Liam shakes his head without answering.

“He was thinking instead, lad,” Mrs. Callendale says. “That poor man. Assure him he has your heart and drop this nonsense.”

I sigh. “You thought I wanted to break up with you,” I accuse.

He stares into my eyes. “I wouldn’t blame you if you did.”

“Stupid asshole,” I mutter and shove him roughly.

Liam grips my wrists and brings them into our laps. “Matty, they take care of you far better than I do. I’ve been here for several weeks, and you know what I’ve seen?”

“I’ve been too flirty? I’m a bad boyfriend?”

He rolls his eyes. “I’ve seen you laugh.

You smile all the time again. You have life in you.

Your skin has color, and you’re coming back from a very unhealthy weight loss.

And you haven’t once succumbed to your bullying ghosts.

Not once have you had a breakdown, Matty.

None of that is at all thanks to me.

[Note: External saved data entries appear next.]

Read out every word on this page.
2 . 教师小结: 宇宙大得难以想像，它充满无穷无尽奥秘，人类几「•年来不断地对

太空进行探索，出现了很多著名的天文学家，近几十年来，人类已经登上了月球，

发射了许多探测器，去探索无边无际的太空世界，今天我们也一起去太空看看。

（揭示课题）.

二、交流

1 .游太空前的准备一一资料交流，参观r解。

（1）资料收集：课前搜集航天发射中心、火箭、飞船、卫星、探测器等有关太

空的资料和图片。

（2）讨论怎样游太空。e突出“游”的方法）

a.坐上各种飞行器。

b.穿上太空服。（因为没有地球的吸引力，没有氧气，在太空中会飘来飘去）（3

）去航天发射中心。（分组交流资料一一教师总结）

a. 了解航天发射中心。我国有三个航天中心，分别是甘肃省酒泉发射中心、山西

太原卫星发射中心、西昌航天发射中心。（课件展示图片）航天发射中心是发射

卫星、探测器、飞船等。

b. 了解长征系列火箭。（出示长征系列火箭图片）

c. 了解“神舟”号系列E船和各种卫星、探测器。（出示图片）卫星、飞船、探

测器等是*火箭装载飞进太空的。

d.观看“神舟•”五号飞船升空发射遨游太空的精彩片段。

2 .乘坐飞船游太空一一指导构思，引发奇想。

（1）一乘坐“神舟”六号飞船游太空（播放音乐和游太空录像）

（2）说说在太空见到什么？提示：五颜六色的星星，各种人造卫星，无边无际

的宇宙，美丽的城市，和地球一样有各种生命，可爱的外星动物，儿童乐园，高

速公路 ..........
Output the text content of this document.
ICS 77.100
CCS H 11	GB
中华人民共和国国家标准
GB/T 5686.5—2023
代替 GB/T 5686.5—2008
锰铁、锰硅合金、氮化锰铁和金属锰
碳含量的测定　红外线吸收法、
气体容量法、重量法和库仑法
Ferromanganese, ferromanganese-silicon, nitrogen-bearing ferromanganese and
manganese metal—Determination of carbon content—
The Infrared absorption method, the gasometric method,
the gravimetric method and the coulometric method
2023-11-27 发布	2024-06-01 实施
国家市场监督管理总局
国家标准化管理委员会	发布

That’s all them.

They take care of you in a way I haven’t been able to.

So yeah… I guess I kind of thought you finally realized that I’m a shit person and found someone better. ”

In the two and a half years that I’ve been stuck in the tunnels of Dark Island, we haven’t once talked about this situation. I remember quite clearly as he fought and begged for my life as the others wanted me dead. Those are the rules, after all. You fail initiation, you die. You know too much.

Then there was the added threat of me ranting and raving madly about dead bodies and shit that I simply shouldn’t know.

Liam stayed with me for a month, and I could see just how much he hated himself a little more every single day. He blamed himself for forcing me into this situation. He was just as miserable as I was, except he didn’t have the ghosts attacking him the way I did.

“No, dummy,” I mutter and rest my head against him. “I love you. I don’t ever want to live without you. Ever. Nothing changes that.”

“You deserve better than I’ve given you,” he says, his fingers digging into my hair.

“You’re here now,” I tell him.

Liam sighs. “You know they don’t like me, right? How do you think this is going to go?”

“They don’t like the things they see. But they don’t understand, Liam.”

“They understand all there is to understand. I forced this on you, and now you’re paying the price.” The bitterness in his voice makes my heart ache.

I climb onto his lap and hug him tightly. This is going to require a longer conversation. One that I think might be long overdue. One that I think is going to hurt as much as it’s going to heal.